Calcule o tempo de aposentadoria da Nova Previdência - Proposta

Saiba como calcular o tempo de aposentadoria da Nova Previdência

Essa semana o governo federal apresentou algumas mudanças que prevê algumas transições para homens acima de 50 anos e mulheres com mais de 45 anos. A regra permite que essas pessoas se aposentem em um prazo intermediário entre a regra atual e a nova proposta. Para o cálculo do benefício, no entanto, valerá a regra nova mesmo para quem está na fase de transição, de acordo com a Secretaria de Previdência. Pela simulação esses contribuintes receberão um benefício menor quando se aposentar. Essa nova regra ainda será submetida a uma avaliação do Congresso Nacional antes de ser colocada em vigor. A média pela regra atual será calculada por uma média de 80% dos salários maiores dos contribuintes. A nova regra prevê um cálculo pela média simples de todos os salários. A partir dessa média, serão aplicados 51% mais 1% para cada ano de contribuição, conforme a tabela abaixo. Por isso vamos ajuda-los a calcular o tempo de aposentadoria da Nova Previdência.

Calcule o tempo de aposentadoria da Nova Previdência - Proposta

Na prática, a regra de transição irá impor valores de aposentadorias menores do que os que seriam conquistados pela regra atual. “Não consigo enxergar um caso em que seja mais vantajosa [a regra de transição]. O valor vai ficar sempre muito abaixo. Integral nunca mais”, critica. Em simulações com especialistas, a reportagem encontrou apenas uma situação em que o benefício seria maior na regra nova – para pessoas que se aposentam precocemente por tempo de contribuição. Nesses casos, o valor do benefício sofre um desconto elevado pelo fator previdenciário na regra atual, o que pode tornar a conta mais interessante para a aposentadoria após o pagamento do pedágio da regra de transição, explica o economista Fábio Klein, da consultoria Tendências.
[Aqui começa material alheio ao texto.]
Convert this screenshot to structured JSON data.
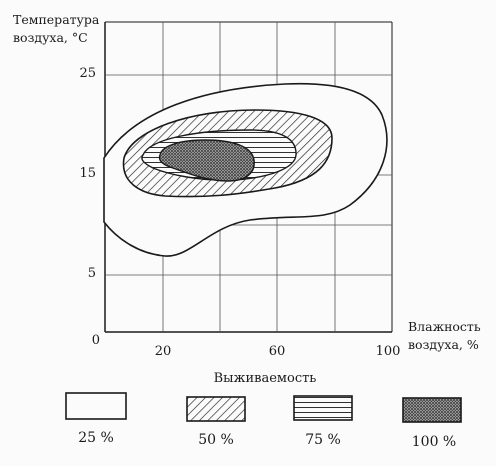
{
  "chart_data": {
    "type": "contour",
    "ylabel_line1": "Температура",
    "ylabel_line2": "воздуха, °С",
    "xlabel_line1": "Влажность",
    "xlabel_line2": "воздуха, %",
    "y_ticks": [
      "25",
      "15",
      "5"
    ],
    "x_ticks": [
      "20",
      "60",
      "100"
    ],
    "origin_label": "0",
    "xlim": [
      0,
      100
    ],
    "ylim": [
      0,
      29
    ],
    "zones": [
      {
        "name": "25 %",
        "fill": "blank"
      },
      {
        "name": "50 %",
        "fill": "diagonal-hatch"
      },
      {
        "name": "75 %",
        "fill": "horizontal-lines"
      },
      {
        "name": "100 %",
        "fill": "dotted"
      }
    ]
  },
  "legend": {
    "title": "Выживаемость",
    "items": [
      {
        "label": "25 %",
        "pattern": "blank"
      },
      {
        "label": "50 %",
        "pattern": "diagonal-hatch"
      },
      {
        "label": "75 %",
        "pattern": "horizontal-lines"
      },
      {
        "label": "100 %",
        "pattern": "dotted"
      }
    ]
  },
  "colors": {
    "line": "#1a1a1a",
    "grid": "#555555",
    "background": "#fbfbfb"
  }
}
As regras para o acesso à aposentadoria integral endureceram na proposta do governo e valem para os mais velhos que ainda não se aposentaram. Veja a tabela abaixo. Essas pessoas, no entanto, estão perto de se aposentar com o aposentadoria integral, possibilidade que é adiada por muitos anos na regra nova.

Calcule o tempo de aposentadoria da Nova Previdência - Regras

O governo federal defende que a reforma da Previdência é uma medida necessária para garantir a sustentabilidade das contas públicas e a própria viabilidade do sistema previdenciário no longo prazo. Segundo o secretário de Previdência Social, Marcelo Caetano, regras de transição mais longas ou nova fórmula de cálculo apenas para os novos ingressantes no mercado de trabalho.

Veja as simulações do economista Fábio Klein, especialista em contas públicas da consultoria Tendências. A simulação considera que o cidadão se aposenta assim que completar as condições previstas na regra atual e na regra proposta pelo governo. A nova regra ainda será submetida à avaliação do Congresso Nacional.

Veja agora alguns exemplos de tempo de trabalho e aposentaria:

EXEMPLO 1

Mulher, 50 anos de idade

Valor integral do benefício pela renda média: R$ 1.000

Tempo de contribuição: 10 anos

REGRA ATUAL

Quando se aposentará: em 10 anos, por idade mínima.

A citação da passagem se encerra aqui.